I'm in Kuwait right now, I haven't seen any clouds yet. The weather isn't bad. It's about 105F everyday around 1pm and at night it's about 80F at 1am. I'm seven hours ahead of people on the East Coast of the USA. I work at night, so I usually sleep during the hottest part of the day.

I've taken some pictures but I don't have internet for myself, so I can't upload any of them. I'm using the internet provided here on base for everyone. It's no big deal, just alot of dirt, haven't seen anything spectacular just yet.

Yesterday at work I did get to see the oil refinery that I work next to, burn off some oil (or something) that created thick black smoke. They usually just have the smoke towers burning all day and night, but I guess they needed to burn off something extra, and alot of it by the amount of smoke.

I recently started looking at Deviant Art.

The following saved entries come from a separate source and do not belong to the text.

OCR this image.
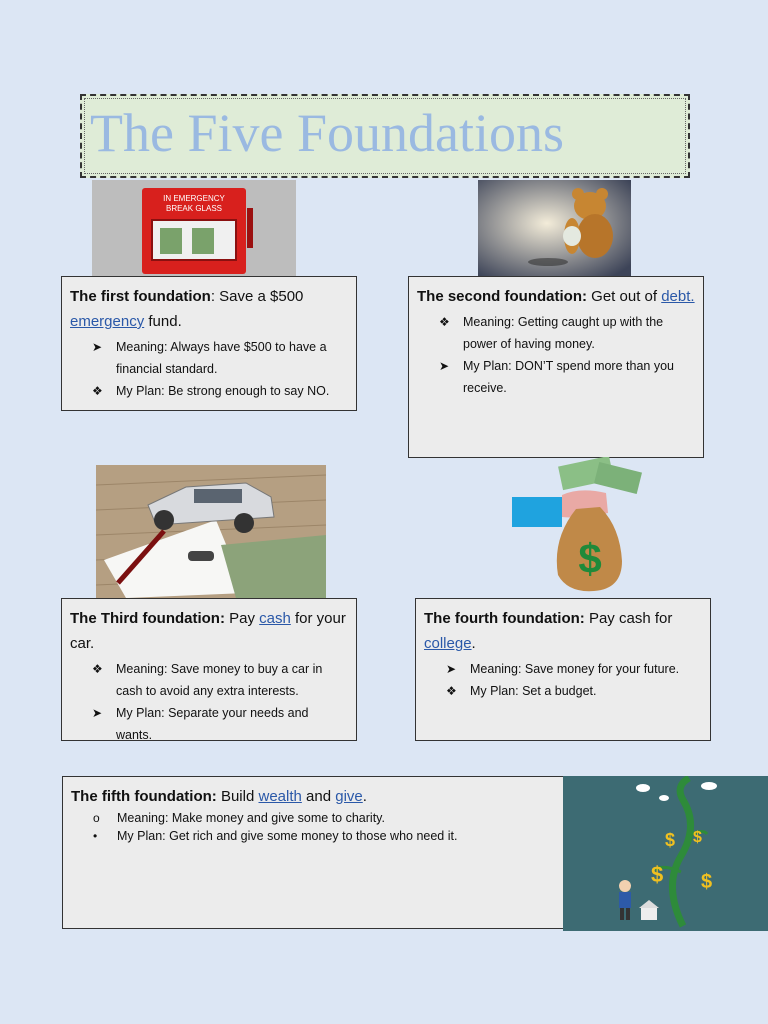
The Five Foundations
IN EMERGENCY
BREAK GLASS
The first foundation: Save a $500 emergency fund.
➤	Meaning: Always have $500 to have a financial standard.
❖	My Plan: Be strong enough to say NO.
The second foundation: Get out of debt.
❖	Meaning: Getting caught up with the power of having money.
➤	My Plan: DON’T spend more than you receive.
$
The Third foundation: Pay cash for your car.
❖	Meaning: Save money to buy a car in cash to avoid any extra interests.
➤	My Plan: Separate your needs and wants.
The fourth foundation: Pay cash for college.
➤	Meaning: Save money for your future.
❖	My Plan: Set a budget.
The fifth foundation: Build wealth and give.
o	Meaning: Make money and give some to charity.
•	My Plan: Get rich and give some money to those who need it.
$ $
$ $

I really like to draw usually using just charcoal, but most of these people are very well talented. I guess it just comes natural. When I was taking art classes (about 10 years ago now) most of the people in the class were the same, seemed like they had a fountain of imagination that streamed directly out onto the paper. I was frustrated at what I produced starting off. But that was my first in a series of art classes, I did get better and started getting confident in my work.

I am still learning lessons about life. I don't know what happened, it seems like my entire life before age 25 was a blur, like I didn't have any direction or guidance. I have only recently become aware that I'm not the super-cool person that I thought I was, sometimes I do rub people the wrong way. I thought that I was above that. I'm a jerk sometimes but I don't mean to be, it's usually that I'm just tired - hungry - or I need to exercise.

Drawing would most likely reduce most of my stress.

I have so much that I what to do with my life. It would've been better if I figured out alot about myself and life during the first 25 years of my life. I'm 34 now and I feel like ship on the ocean with no port to call home.